Die Rakete stand bereits auf der Startrampe des europäischen Weltraumbahnhofs in Kourou, Französisch-Guayana, und das mobile Arbeitsgerüst war für den geplanten Flug bereits entfernt worden. Die Ariane 6 ist ein zentrales Element für Europas unabhängigen Zugang zum All und ermöglicht den eigenständigen Transport großer Satelliten. Ihren Erstflug absolvierte sie im vergangenen Sommer.

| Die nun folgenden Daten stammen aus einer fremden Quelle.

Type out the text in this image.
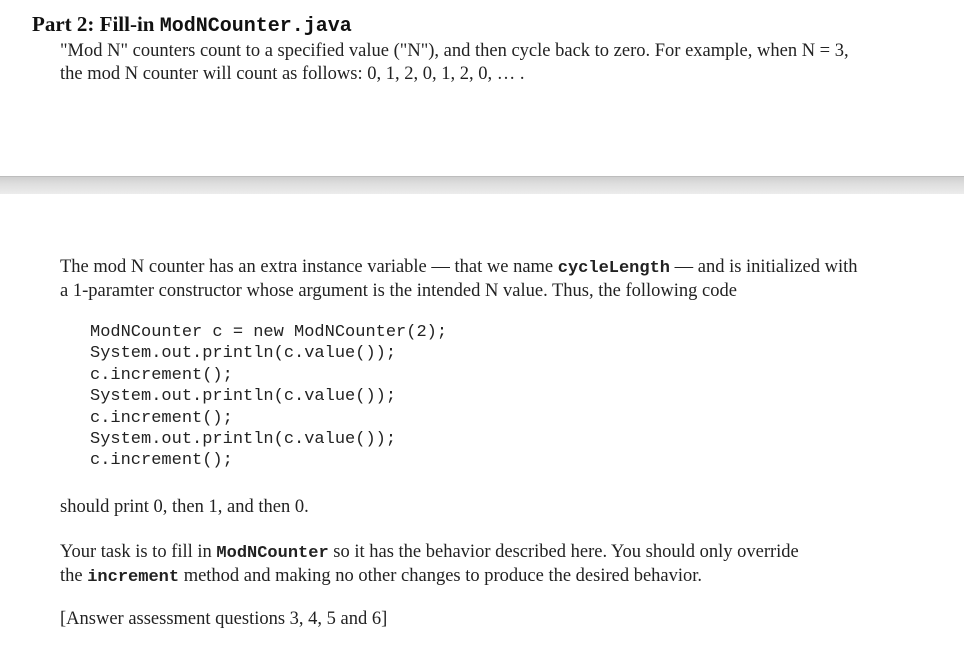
Part 2: Fill-in ModNCounter.java
"Mod N" counters count to a specified value ("N"), and then cycle back to zero. For example, when N = 3,
the mod N counter will count as follows: 0, 1, 2, 0, 1, 2, 0, … .
The mod N counter has an extra instance variable — that we name cycleLength — and is initialized with
a 1-paramter constructor whose argument is the intended N value. Thus, the following code
ModNCounter c = new ModNCounter(2);
System.out.println(c.value());
c.increment();
System.out.println(c.value());
c.increment();
System.out.println(c.value());
c.increment();
should print 0, then 1, and then 0.
Your task is to fill in ModNCounter so it has the behavior described here. You should only override
the increment method and making no other changes to produce the desired behavior.
[Answer assessment questions 3, 4, 5 and 6]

Ariane-6-Rakete mit bis zu 21,6 Tonnen Beförderungsmenge: Europäische Raumfahrt mit Anlauf-Schwierigkeiten

Als Nachfolgerin der Ariane 5, die von 1996 bis Sommer 2023 im Einsatz war, soll die Ariane 6 sowohl kommerzielle als auch öffentliche Satelliten ins All befördern und je nach Umlaufbahn bis zu 21,6 Tonnen transportieren. Ursprünglich war der erste Start bereits für 2020 vorgesehen, doch wiederholte Verzögerungen führten zu einer vierjährigen Verspätung. Zu diesem Zeitpunkt war die Ariane 5 bereits außer Dienst, während die kleinere Vega C nach einem fehlgeschlagenen kommerziellen Erststart ebenfalls nicht einsatzfähig war.